The Rake's Progress, Champs-Elysées, 11/11/2007

Publié le par Friedmund

 

S’il est un opéra où l’acuité psychologique et l’inspiration du metteur en scène sont fondamentales, c’est bien celui-là. Tout d’abord  parce que le livret de Auden et Kallman est brillant, et que c’est chose suffisamment rare à l’opéra pour être noté. Mais aussi parce que le compositeur, occupé à tisser ses pastiches, fait jaillir une musique qui s’inscrit souvent par sa vivacité en ironique contrepoint d’une histoire fort sombre et douloureuse. C’est là toute la richesse de l’œuvre. André Engel a malheureusement choisi de se mettre à l’unisson de la musique seule. En déplaçant le lieu et le temps de l’œuvre vers les Etats-Unis des années 50, Engel trouve matière à filer parfaitement la métaphore de la comédie musicale. L’univers plastique et chorégraphique de ce Rake’s Progress s’inspire des comédies américaines de l’époque et de Broadway, avec une pointe d’inspiration ci et là des cartoons façon Marvel, déjà palpable dans son précédent Cardillac à la Bastille. Le résultat peut sembler distrayant un temps, mais très vite il se révèle plutôt creux : le bordel de Goose manque tout de même de soufre, le cimetière paraît anodin, et l’asile final idyllique. Le dessin des personnages en souffre aussi, Baba surtout, platement caractérisée pour ne pas dire inexploitée, mais aussi Nick Shadow, en rien inquiétant ou ambigu. On se retrouve alors fort loin de l’esprit des tableaux de William Hogarth qui ont inspiré l’œuvre, et les amusantes claquettes de Rakewell et Shadow ne compensent certainement pas ce qui est perdu en profondeur, en arrière-plans grinçants. The Rake’s Progress par le petit bout de la lorgnette, en somme… Que Stravinski use du pastiche musical, c’est un fait. Faut-il pour autant transformer cet opéra en une vague parodie ?

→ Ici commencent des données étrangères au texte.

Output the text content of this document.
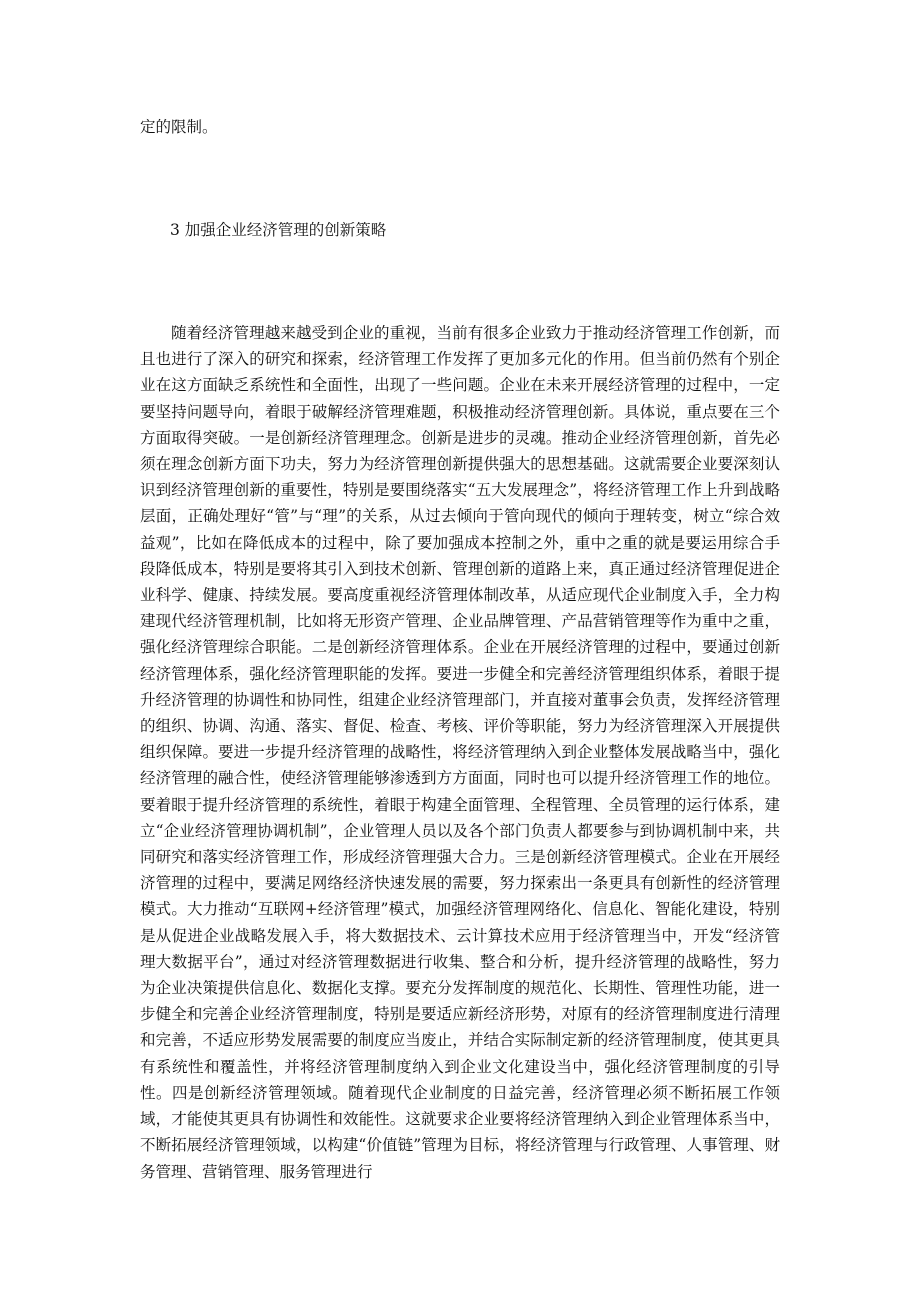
定的限制。
3 加强企业经济管理的创新策略

随着经济管理越来越受到企业的重视，当前有很多企业致力于推动经济管理工作创新，而且也进行了深入的研究和探索，经济管理工作发挥了更加多元化的作用。但当前仍然有个别企业在这方面缺乏系统性和全面性，出现了一些问题。企业在未来开展经济管理的过程中，一定要坚持问题导向，着眼于破解经济管理难题，积极推动经济管理创新。具体说，重点要在三个方面取得突破。一是创新经济管理理念。创新是进步的灵魂。推动企业经济管理创新，首先必须在理念创新方面下功夫，努力为经济管理创新提供强大的思想基础。这就需要企业要深刻认识到经济管理创新的重要性，特别是要围绕落实“五大发展理念”，将经济管理工作上升到战略层面，正确处理好“管”与“理”的关系，从过去倾向于管向现代的倾向于理转变，树立“综合效益观”，比如在降低成本的过程中，除了要加强成本控制之外，重中之重的就是要运用综合手段降低成本，特别是要将其引入到技术创新、管理创新的道路上来，真正通过经济管理促进企业科学、健康、持续发展。要高度重视经济管理体制改革，从适应现代企业制度入手，全力构建现代经济管理机制，比如将无形资产管理、企业品牌管理、产品营销管理等作为重中之重，强化经济管理综合职能。二是创新经济管理体系。企业在开展经济管理的过程中，要通过创新经济管理体系，强化经济管理职能的发挥。要进一步健全和完善经济管理组织体系，着眼于提升经济管理的协调性和协同性，组建企业经济管理部门，并直接对董事会负责，发挥经济管理的组织、协调、沟通、落实、督促、检查、考核、评价等职能，努力为经济管理深入开展提供组织保障。要进一步提升经济管理的战略性，将经济管理纳入到企业整体发展战略当中，强化经济管理的融合性，使经济管理能够渗透到方方面面，同时也可以提升经济管理工作的地位。要着眼于提升经济管理的系统性，着眼于构建全面管理、全程管理、全员管理的运行体系，建立“企业经济管理协调机制”，企业管理人员以及各个部门负责人都要参与到协调机制中来，共同研究和落实经济管理工作，形成经济管理强大合力。三是创新经济管理模式。企业在开展经济管理的过程中，要满足网络经济快速发展的需要，努力探索出一条更具有创新性的经济管理模式。大力推动“互联网+经济管理”模式，加强经济管理网络化、信息化、智能化建设，特别是从促进企业战略发展入手，将大数据技术、云计算技术应用于经济管理当中，开发“经济管理大数据平台”，通过对经济管理数据进行收集、整合和分析，提升经济管理的战略性，努力为企业决策提供信息化、数据化支撑。要充分发挥制度的规范化、长期性、管理性功能，进一步健全和完善企业经济管理制度，特别是要适应新经济形势，对原有的经济管理制度进行清理和完善，不适应形势发展需要的制度应当废止，并结合实际制定新的经济管理制度，使其更具有系统性和覆盖性，并将经济管理制度纳入到企业文化建设当中，强化经济管理制度的引导性。四是创新经济管理领域。随着现代企业制度的日益完善，经济管理必须不断拓展工作领域，才能使其更具有协调性和效能性。这就要求企业要将经济管理纳入到企业管理体系当中，不断拓展经济管理领域，以构建“价值链”管理为目标，将经济管理与行政管理、人事管理、财务管理、营销管理、服务管理进行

Dans la fosse, Frédéric Chaslin contribue également à l’aseptisation de l’œuvre. Les mouvements sont fluides, les sonorités de l’Ensemble Orchestral de Paris arrondies, les rythmes précis mais sans heurts, avec beaucoup de musicalité et d’élégance certes, mais surtout sans le tranchant, les aigreurs et les palpitations attendues. Tout du moins le chef et le metteur en scène sont ici en parfaite cohérence, fut-ce dans le parfait contre sens de vouloir transformer The Rake’s Progress en comédie musicale. 
Heureusement, le spectacle peut compter sur un excellent plateau de chanteurs, masculins notamment, qui font oublier bien souvent les réserves émises précédemment. Thomas Randle chante fort bien un Rakewell quasi idéal, alliant une voix charnue, solide et virile, belle même, à une vraie sensibilité. Son âme damnée est plus convaincante encore : David Pittsinger en Nick Shadow s’impose avec une voix ambrée, facile, sonore, superbement chantante sur toute la tessiture ; dommage que l’acteur n’ait pas été plus sollicité par le metteur en scène.  La belle basse de Gregory Rheinardt convainc sans peine non plus en Truelove. La voix de Olga Peretyatko, Ann Trulove, est délicieusement fraîche et lumineuse, et l’actrice très crédible, souvent touchante. L’intensité et le rayonnement viennent pourtant à manquer parfois chez cette jeune soprano, peut-être encore verte, mais à suivre sans doute avec attention à l’avenir. Elsa Maurus en Baba the Turk se révèle nettement moins satisfaisante par manque de l’indispensable charisme vocal et théâtral requis par le rôle.

En conclusion, une matinée vocalement agréable mais théâtralement très en deçà des enjeux dramatiques de l’ouvrage. Gageons que la lecture d’Olivier Py à Garnier en mars sera d’une toute autre trempe. Le site Internet de l’Opéra de Paris semble indiquer que Py s’inspirera directement des tableaux de William Hogarth. Prometteur.